En su caso, su acercamiento al arte marcial fue casi casual. “Yo trabajaba con Juan Carlos Piñero y el me insistió para que practicara. Yo nunca había imaginado que iba a hacer un deporte de contacto, porque soy bastante tranquilo. Me gustó y hace 37 años que estoy en esto”, precisó.
Satisfacción
Para Carlos la enseñanza se ha convertido en motivo de grandes satisfacciones.
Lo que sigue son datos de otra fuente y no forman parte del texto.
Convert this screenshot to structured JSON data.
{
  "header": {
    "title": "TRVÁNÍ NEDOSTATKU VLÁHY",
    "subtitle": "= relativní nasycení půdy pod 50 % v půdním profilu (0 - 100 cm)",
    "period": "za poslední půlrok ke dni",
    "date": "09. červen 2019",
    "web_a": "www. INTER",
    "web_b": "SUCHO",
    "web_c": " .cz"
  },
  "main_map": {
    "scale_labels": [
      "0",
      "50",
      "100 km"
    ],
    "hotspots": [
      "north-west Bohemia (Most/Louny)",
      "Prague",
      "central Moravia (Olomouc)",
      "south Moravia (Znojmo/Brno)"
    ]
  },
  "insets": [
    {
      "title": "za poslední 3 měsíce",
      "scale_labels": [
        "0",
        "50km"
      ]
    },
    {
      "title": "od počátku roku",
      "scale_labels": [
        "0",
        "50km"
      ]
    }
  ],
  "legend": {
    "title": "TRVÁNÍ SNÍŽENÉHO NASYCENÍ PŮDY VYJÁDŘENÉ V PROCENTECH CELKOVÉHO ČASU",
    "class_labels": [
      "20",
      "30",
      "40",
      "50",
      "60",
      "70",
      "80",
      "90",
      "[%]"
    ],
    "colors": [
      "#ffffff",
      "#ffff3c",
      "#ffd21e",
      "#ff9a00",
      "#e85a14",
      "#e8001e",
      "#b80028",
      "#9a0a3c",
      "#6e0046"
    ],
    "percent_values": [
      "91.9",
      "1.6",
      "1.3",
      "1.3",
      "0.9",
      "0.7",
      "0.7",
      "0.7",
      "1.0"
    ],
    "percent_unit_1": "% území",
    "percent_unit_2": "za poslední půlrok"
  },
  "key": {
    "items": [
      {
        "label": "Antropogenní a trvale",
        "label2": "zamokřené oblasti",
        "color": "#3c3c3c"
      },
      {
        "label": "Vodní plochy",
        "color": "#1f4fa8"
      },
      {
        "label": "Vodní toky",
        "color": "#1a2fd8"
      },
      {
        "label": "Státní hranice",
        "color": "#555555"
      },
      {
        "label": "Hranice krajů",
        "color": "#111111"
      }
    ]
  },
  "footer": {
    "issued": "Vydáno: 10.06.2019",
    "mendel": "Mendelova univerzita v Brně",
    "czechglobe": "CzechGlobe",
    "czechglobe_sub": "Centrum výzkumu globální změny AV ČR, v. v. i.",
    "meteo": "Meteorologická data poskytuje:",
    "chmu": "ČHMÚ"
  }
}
La primera se dio en 1991, cuando concurrió al Club River Plate, en Capital Federal, donde se realizaba una competencia con más de 1.000 participantes.
A pesar de haber ido acompañado por unos 20 alumnos, su escuela ganó un premio porque su grupo sumó más puntos en la competencia frente a asociaciones que lo doblaban en número.
Otra satisfacción fue una distinción recibida junto a otros tres argentinos en Inglaterra, en 2013, por su desempeño.
Además, los viajes se convirtieron en otro motivo de satisfacción. En 1993 concurrió a una capacitación para el título de cuarto dan en Los Angeles, Estados Unidos, y participó en un torneo.
Luego, debió rendir el examen ante nada menos que Han Chang Kim, uno de los tres maestros coreanos que introdujeron el arte marcial en nuestro país.
Años después, Carlos realizó su primer viaje a Europa y participó de su primer mundial en Inglaterra.
Hace poco, tuvo oportunidad de volver a reencontrarse con Kim, que vino a Necochea a dar un seminario con motivo de los 50 años del taekwondo en la Argentina.
Sabonim
Por estos días, Liebana se reparte entre el taekwondo y otro deporte muy “asiático”: el ping pong. Juega en una liga provincial y ha participado en algunas competencias nacional.
“Siempre jugué y como mi hijo también juega, para acompañarlo a él, me enganché”, dijo Carlos.
“Me sirve para el taekwondo. Ambos deportes se complementan”, señaló sabonim, quien también dedica tiempo a escribir la historia de su escuela.